“...beautifully captures the complex intriguing elements of identical twins’ unique joys and challenges”
—Nancy L. Segal, Ph.D.
Jan 2010
Separation. Individuation. Splitting them up. Spending separate time. There is so much emphasis – justifiably – on separating twins, making sure they develop their own strengths, friends, connections to parents and other siblings, etc. Make no mistake, I think it’s crucial that twins forge a distinct self – so much so that my subtitle includes an assumption that everyone engages a “struggle to be singular.” Indeed I devote an entire chapter to the subject of separation, called “Making the Break.” (p. 146 – it’s one of my favorites and it’s probably the most revealing in the book). But during my research, I also stumbled upon twins who were entirely comfortable with celebrating sameness – such as Lisa and Debra Ganz, who still dress alike in their forties, or the Christ twins who married other twins and lived all together in the same house. Last weekend I came across this blog, written by Fern and Fran, http://twiceasnicetwin.blogspot.com/. They are another pair who seem to revel in their two-ness. Each blog post is signed, “The Twins,” and whichever twin is writing refers to her sister as “Twin,” – for instance when one writes that she bought a piece of furniture, “Twin got one too,” or: “Twin and I are setting some goals for the new year.” I don’t judge this in the least – Fern and Fran most likely live independent lives and would tell me (if I met them) that they have no confusion about who they are as individuals.

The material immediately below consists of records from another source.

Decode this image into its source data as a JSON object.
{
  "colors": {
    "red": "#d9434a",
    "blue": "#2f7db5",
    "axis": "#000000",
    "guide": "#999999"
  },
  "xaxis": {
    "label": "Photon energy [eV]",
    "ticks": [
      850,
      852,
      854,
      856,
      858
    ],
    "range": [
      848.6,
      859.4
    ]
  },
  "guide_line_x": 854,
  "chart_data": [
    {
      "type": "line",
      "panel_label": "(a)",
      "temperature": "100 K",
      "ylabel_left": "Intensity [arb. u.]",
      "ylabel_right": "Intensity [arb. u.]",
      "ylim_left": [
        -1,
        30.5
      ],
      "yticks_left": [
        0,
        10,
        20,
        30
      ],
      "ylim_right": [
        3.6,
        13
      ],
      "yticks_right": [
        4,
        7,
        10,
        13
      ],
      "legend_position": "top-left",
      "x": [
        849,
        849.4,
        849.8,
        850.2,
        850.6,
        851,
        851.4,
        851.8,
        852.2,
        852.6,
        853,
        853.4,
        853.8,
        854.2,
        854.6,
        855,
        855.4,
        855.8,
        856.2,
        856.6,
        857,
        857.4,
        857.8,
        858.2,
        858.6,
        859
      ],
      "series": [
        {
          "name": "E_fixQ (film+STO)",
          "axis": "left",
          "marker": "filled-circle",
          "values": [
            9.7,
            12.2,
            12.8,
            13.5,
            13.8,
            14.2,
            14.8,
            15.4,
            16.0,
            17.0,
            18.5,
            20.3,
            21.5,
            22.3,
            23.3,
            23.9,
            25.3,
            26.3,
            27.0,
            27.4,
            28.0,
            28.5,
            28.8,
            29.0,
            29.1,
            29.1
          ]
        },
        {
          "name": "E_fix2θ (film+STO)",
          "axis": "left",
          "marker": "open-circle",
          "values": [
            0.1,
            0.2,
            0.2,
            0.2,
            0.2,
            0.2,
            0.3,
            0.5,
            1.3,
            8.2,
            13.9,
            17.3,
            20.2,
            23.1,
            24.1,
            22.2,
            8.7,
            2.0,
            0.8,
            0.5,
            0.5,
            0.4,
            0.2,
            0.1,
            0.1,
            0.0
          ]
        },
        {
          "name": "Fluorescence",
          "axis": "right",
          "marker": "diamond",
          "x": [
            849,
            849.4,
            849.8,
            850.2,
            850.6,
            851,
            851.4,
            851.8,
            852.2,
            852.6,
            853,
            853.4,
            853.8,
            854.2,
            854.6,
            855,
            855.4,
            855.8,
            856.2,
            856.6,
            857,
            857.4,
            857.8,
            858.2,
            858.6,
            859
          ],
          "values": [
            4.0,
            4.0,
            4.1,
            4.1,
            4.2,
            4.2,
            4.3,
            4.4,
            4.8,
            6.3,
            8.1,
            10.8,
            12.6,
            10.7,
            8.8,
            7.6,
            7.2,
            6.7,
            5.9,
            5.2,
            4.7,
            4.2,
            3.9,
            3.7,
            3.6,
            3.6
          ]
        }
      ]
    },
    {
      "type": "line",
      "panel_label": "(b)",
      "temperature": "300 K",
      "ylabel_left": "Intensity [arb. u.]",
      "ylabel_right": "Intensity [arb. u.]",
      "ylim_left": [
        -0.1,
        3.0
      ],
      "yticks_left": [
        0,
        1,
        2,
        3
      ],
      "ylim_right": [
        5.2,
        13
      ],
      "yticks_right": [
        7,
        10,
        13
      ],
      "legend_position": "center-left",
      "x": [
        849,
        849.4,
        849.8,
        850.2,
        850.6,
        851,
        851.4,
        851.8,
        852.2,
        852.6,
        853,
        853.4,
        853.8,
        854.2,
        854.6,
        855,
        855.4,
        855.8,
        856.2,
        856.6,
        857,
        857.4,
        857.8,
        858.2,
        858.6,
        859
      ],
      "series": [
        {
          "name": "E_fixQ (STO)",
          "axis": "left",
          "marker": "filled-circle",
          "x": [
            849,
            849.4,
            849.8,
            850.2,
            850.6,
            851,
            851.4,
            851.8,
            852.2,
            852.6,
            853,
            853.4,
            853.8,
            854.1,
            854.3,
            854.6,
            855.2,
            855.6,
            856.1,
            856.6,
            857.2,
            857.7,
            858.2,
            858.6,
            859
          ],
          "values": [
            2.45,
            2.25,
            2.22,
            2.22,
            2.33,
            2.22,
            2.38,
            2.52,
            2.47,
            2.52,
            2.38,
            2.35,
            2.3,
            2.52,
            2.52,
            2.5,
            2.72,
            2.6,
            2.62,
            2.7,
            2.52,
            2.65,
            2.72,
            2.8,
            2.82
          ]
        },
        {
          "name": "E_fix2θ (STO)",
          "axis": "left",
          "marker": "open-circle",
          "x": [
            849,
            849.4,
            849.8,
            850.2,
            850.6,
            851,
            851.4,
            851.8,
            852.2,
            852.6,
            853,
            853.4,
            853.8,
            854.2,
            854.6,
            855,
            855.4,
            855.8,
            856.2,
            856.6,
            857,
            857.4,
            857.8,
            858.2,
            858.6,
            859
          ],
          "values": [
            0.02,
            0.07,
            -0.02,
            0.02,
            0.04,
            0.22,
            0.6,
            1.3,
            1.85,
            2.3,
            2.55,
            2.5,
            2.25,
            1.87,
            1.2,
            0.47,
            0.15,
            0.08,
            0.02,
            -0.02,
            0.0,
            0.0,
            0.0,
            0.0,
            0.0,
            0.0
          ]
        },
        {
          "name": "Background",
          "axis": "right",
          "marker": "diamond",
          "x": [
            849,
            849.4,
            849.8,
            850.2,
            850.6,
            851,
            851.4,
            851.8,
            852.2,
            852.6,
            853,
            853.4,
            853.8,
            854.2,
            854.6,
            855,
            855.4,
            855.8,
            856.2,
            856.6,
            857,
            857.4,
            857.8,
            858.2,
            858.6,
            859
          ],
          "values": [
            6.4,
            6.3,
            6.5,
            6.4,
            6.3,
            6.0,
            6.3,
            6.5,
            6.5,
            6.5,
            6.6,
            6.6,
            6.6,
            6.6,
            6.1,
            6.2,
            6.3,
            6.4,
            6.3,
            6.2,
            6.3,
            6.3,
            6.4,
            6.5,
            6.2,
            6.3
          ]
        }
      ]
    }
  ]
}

The only aspect about which I would warn parents of twins is that it’s one thing for them to choose the language of sameness as adults, but it’s another thing to raise twins using those terms – for example, calling twins “The Twins,” or maybe labeling them early, as was the case with Eileen Pearlman, an identical twin who counsels twins and parents of twins in Santa Monica (see her website Twinsight.com). She was called “Skinny” and her twin was called “Fat.” They were names used affectionately but they clearly took a toll – not only because they were reductive labels but because they weren’t their names. The temptation to use cute or generic titles is often there with twins, but I’d advise parents to resist them. Better to let twins decide to embrace the cuteness as adults, when it’s their choice to make and when their identities have been largely formed.